Альтернативой биотинилированию первичного амина является мечение сульфгидрильных групп биотином. Потому что бесплатно сульфгидрил группы менее распространены в большинстве белков по сравнению с первичными аминами, сульфгидрилбиотинилирование полезно, когда первичные амины расположены в регуляторном домене (ах) целевого белка или когда требуется пониженный уровень биотинилирования. Сульфгидрил-реактивные группы, такие как малеимидыгалогенацетилы и пиридилдисульфиды требуют свободных сульфгидрильных групп для сопряжения; сначала необходимо восстановить дисульфидные связи, чтобы освободить сульфгидрильные группы для биотинилирования. Если свободных сульфгидрильных групп нет, лизины можно модифицировать различными тиоляция реагенты (Реагент Траута, SAT (PEG4), SATA и SATP), что приводит к добавлению свободного сульфгидрила. Сульфгидрилбиотинилирование проводят при немного более низком pH (6,5-7,5), чем мечение эфирами NHS.

Биотин Maleimide Cysteine ​​Reaction.png

Помимо цельных белков, биотинилированный пептиды можно синтезировать, введя цистеин (Cys) остаток во время синтеза на конце аминокислотной цепи, чтобы получить сайт-специфическое и ориентированное биотинилирование. Нуклеотиды также можно биотинилировать путем включения биотинилированного нуклеотиды.

Карбоксильное биотинилирование

Карбоксильные группы находятся на С-концах белков и на боковых цепях глутамата и аспартата аминокислот. Реагенты для биотинилирования, которые нацелены на карбоксильные группы, не имеют карбоксил-реактивного фрагмента как такового, а вместо этого полагаются на карбодиимид сшивающий агент, такой как EDC для связывания первичного амина на реагентах биотинилирования с карбоксильной группой целевого белка.

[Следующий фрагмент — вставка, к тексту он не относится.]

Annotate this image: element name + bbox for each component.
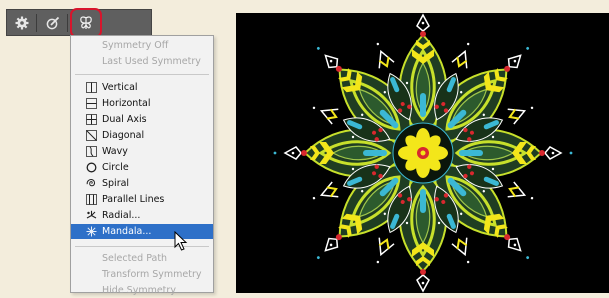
menu-item-horizontal[interactable]: Horizontal: [71, 96, 213, 111]
gear-icon[interactable]: [12, 13, 32, 33]
menu-item-label: Last Used Symmetry: [102, 56, 201, 67]
wavy-icon: [86, 146, 97, 157]
diagonal-icon: [86, 130, 97, 141]
menu-item-label: Diagonal: [102, 130, 145, 141]
menu-item-selected-path[interactable]: Selected Path: [71, 251, 213, 266]
symmetry-toolbar: [6, 8, 152, 38]
menu-item-label: Dual Axis: [102, 114, 147, 125]
menu-item-label: Symmetry Off: [102, 40, 169, 51]
menu-item-symmetry-off[interactable]: Symmetry Off: [71, 38, 213, 53]
canvas-area[interactable]: [236, 13, 609, 293]
menu-item-label: Wavy: [102, 146, 128, 157]
toolbar-separator: [36, 14, 37, 32]
menu-item-circle[interactable]: Circle: [71, 160, 213, 175]
menu-item-spiral[interactable]: Spiral: [71, 176, 213, 191]
mouse-cursor-icon: [174, 231, 188, 251]
menu-item-label: Mandala...: [102, 226, 152, 237]
menu-separator: [75, 246, 209, 247]
menu-item-label: Parallel Lines: [102, 194, 165, 205]
vertical-icon: [86, 82, 97, 93]
toolbar-separator: [67, 14, 68, 32]
parallel-lines-icon: [86, 194, 97, 205]
menu-item-last-used-symmetry[interactable]: Last Used Symmetry: [71, 54, 213, 69]
horizontal-icon: [86, 98, 97, 109]
menu-item-label: Horizontal: [102, 98, 151, 109]
symmetry-dropdown-menu: Symmetry Off Last Used Symmetry Vertical…: [70, 35, 214, 296]
radial-icon: [86, 210, 97, 221]
menu-item-label: Radial...: [102, 210, 141, 221]
menu-item-label: Vertical: [102, 82, 138, 93]
menu-item-label: Transform Symmetry: [102, 269, 202, 280]
highlighted-button-outline: [70, 8, 102, 38]
mandala-icon: [86, 226, 97, 237]
menu-item-wavy[interactable]: Wavy: [71, 144, 213, 159]
menu-item-radial[interactable]: Radial...: [71, 208, 213, 223]
menu-item-label: Hide Symmetry: [102, 285, 176, 296]
circle-icon: [86, 162, 97, 173]
menu-item-label: Circle: [102, 162, 129, 173]
menu-item-mandala[interactable]: Mandala...: [71, 224, 213, 239]
menu-item-label: Spiral: [102, 178, 130, 189]
menu-item-vertical[interactable]: Vertical: [71, 80, 213, 95]
mandala-artwork: [272, 13, 574, 293]
menu-item-hide-symmetry[interactable]: Hide Symmetry: [71, 283, 213, 298]
menu-item-diagonal[interactable]: Diagonal: [71, 128, 213, 143]
dual-axis-icon: [86, 114, 97, 125]
menu-separator: [75, 74, 209, 75]
menu-item-transform-symmetry[interactable]: Transform Symmetry: [71, 267, 213, 282]
menu-item-label: Selected Path: [102, 253, 168, 264]
menu-item-parallel-lines[interactable]: Parallel Lines: [71, 192, 213, 207]
spiral-icon: [86, 178, 97, 189]
brush-icon[interactable]: [43, 13, 63, 33]
menu-item-dual-axis[interactable]: Dual Axis: [71, 112, 213, 127]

Биотинилирование по карбоксильным группам происходит при pH 4,5–5,5. Чтобы предотвратить перекрестную реакцию сшивающего агента с компонентами буфера, буферы не должны содержать первичных аминов (например, Трис, глицин) или карбоксилов (например, ацетат, цитрат); МЧС буфер - идеальный выбор.

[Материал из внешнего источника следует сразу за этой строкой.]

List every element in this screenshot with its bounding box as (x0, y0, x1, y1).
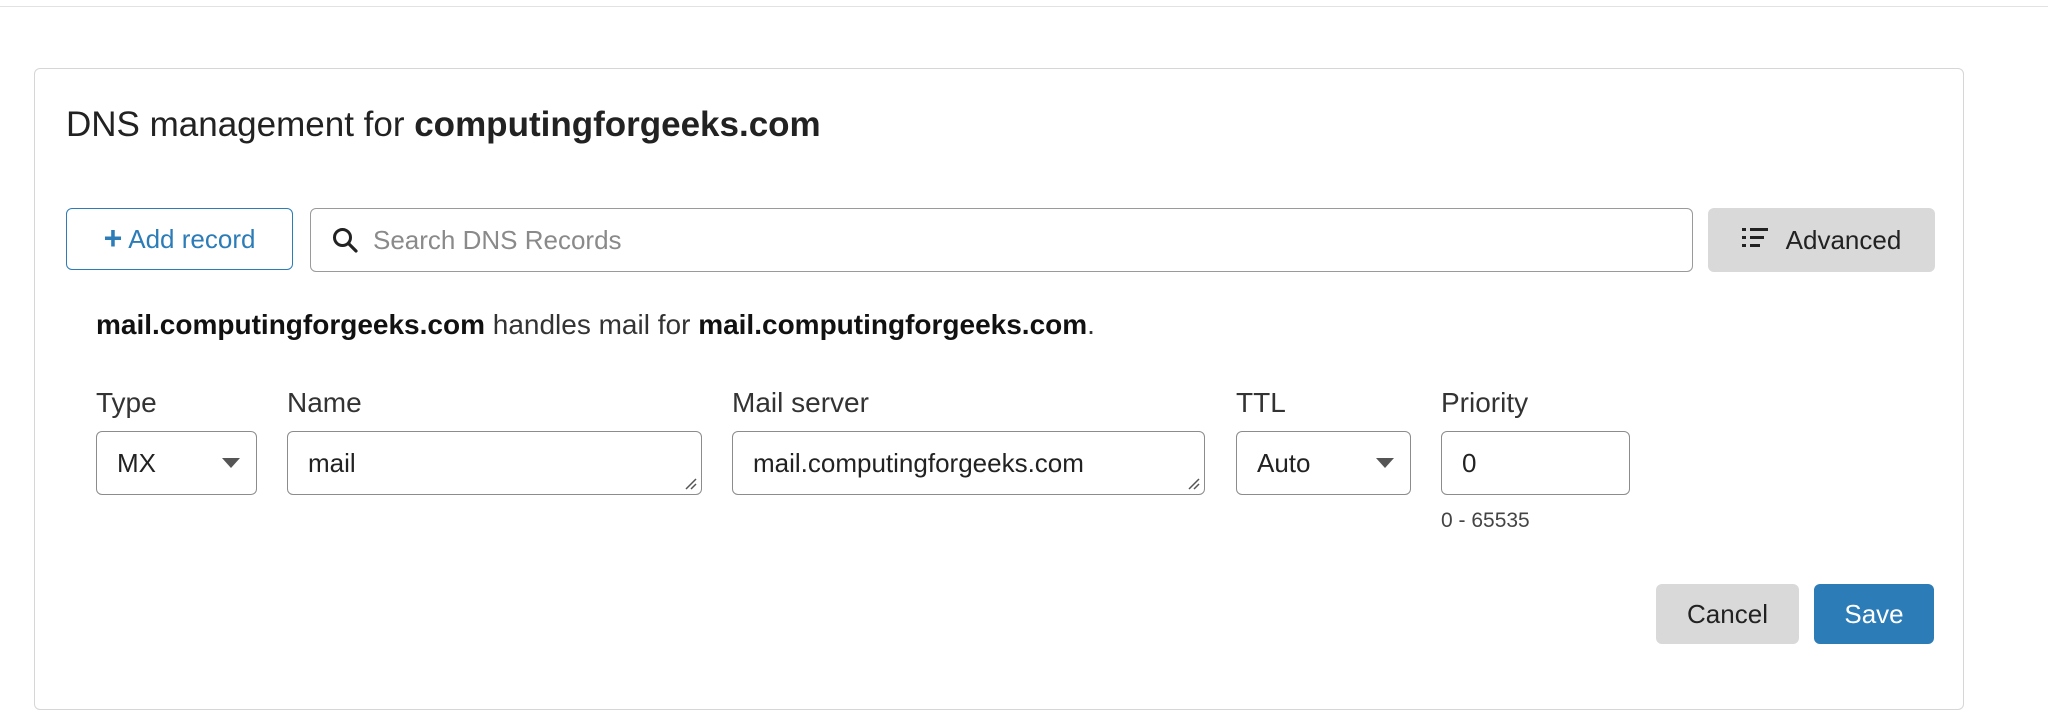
page-title: DNS management for computingforgeeks.com (66, 105, 821, 145)
save-button[interactable]: Save (1814, 584, 1934, 644)
type-label: Type (96, 387, 157, 418)
dns-management-card: DNS management for computingforgeeks.com… (34, 68, 1964, 710)
add-record-label: Add record (128, 223, 256, 254)
top-border (0, 0, 2048, 7)
mail-host: mail.computingforgeeks.com (96, 309, 485, 340)
chevron-down-icon (1376, 458, 1394, 468)
name-value: mail (308, 447, 356, 478)
name-field[interactable]: mail (287, 431, 702, 495)
cancel-button[interactable]: Cancel (1656, 584, 1799, 644)
mx-description: mail.computingforgeeks.com handles mail … (96, 309, 1095, 341)
advanced-label: Advanced (1785, 224, 1902, 255)
resize-handle-icon[interactable] (683, 476, 697, 490)
chevron-down-icon (222, 458, 240, 468)
resize-handle-icon[interactable] (1186, 476, 1200, 490)
priority-field[interactable]: 0 (1441, 431, 1630, 495)
priority-value: 0 (1462, 447, 1477, 478)
add-record-button[interactable]: + Add record (66, 208, 293, 270)
search-icon (331, 226, 359, 254)
advanced-button[interactable]: Advanced (1708, 208, 1935, 272)
description-middle: handles mail for (492, 309, 691, 340)
search-box[interactable] (310, 208, 1693, 272)
ttl-select[interactable]: Auto (1236, 431, 1411, 495)
page-title-domain: computingforgeeks.com (414, 105, 821, 144)
list-icon (1741, 225, 1768, 256)
type-value: MX (117, 447, 156, 478)
plus-icon: + (103, 219, 123, 256)
page-title-prefix: DNS management for (66, 105, 405, 144)
mail-server-value: mail.computingforgeeks.com (753, 447, 1084, 478)
ttl-value: Auto (1257, 447, 1311, 478)
search-input[interactable] (371, 223, 1692, 257)
name-label: Name (287, 387, 362, 418)
ttl-label: TTL (1236, 387, 1286, 418)
mail-server-field[interactable]: mail.computingforgeeks.com (732, 431, 1205, 495)
target-domain: mail.computingforgeeks.com (698, 309, 1088, 340)
priority-range-hint: 0 - 65535 (1441, 509, 1530, 532)
description-end: . (1087, 309, 1095, 340)
mail-server-label: Mail server (732, 387, 869, 418)
priority-label: Priority (1441, 387, 1529, 418)
type-select[interactable]: MX (96, 431, 257, 495)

Биотинилирование гликопротеинов

Гликопротеины может быть биотинилирован путем модификации углевод остатки альдегиды, которые затем реагируют с гидразин- реагенты для биотинилирования на основе алкоксиамина. Периодат натрия окисляет сиаловые кислоты от гликопротеинов к альдегидам с образованием этих стабильных связей при pH 4–6.

Поликлональные антитела сильно гликозилированы, и поскольку гликозилирование не мешает активности антител, биотинилирование гликозильных групп является идеальной стратегией для создания биотинилированных антител.

Биотинилирование олигонуклеотидов

Олигонуклеотиды легко биотинилируются в процессе синтез олигонуклеотидов фосфорамидитным методом с использованием товарного фосфорамидита биотина.[12] После стандартного снятия защиты полученные конъюгаты могут быть очищены с помощью обращенно-фазовой или анионообменной ВЭЖХ.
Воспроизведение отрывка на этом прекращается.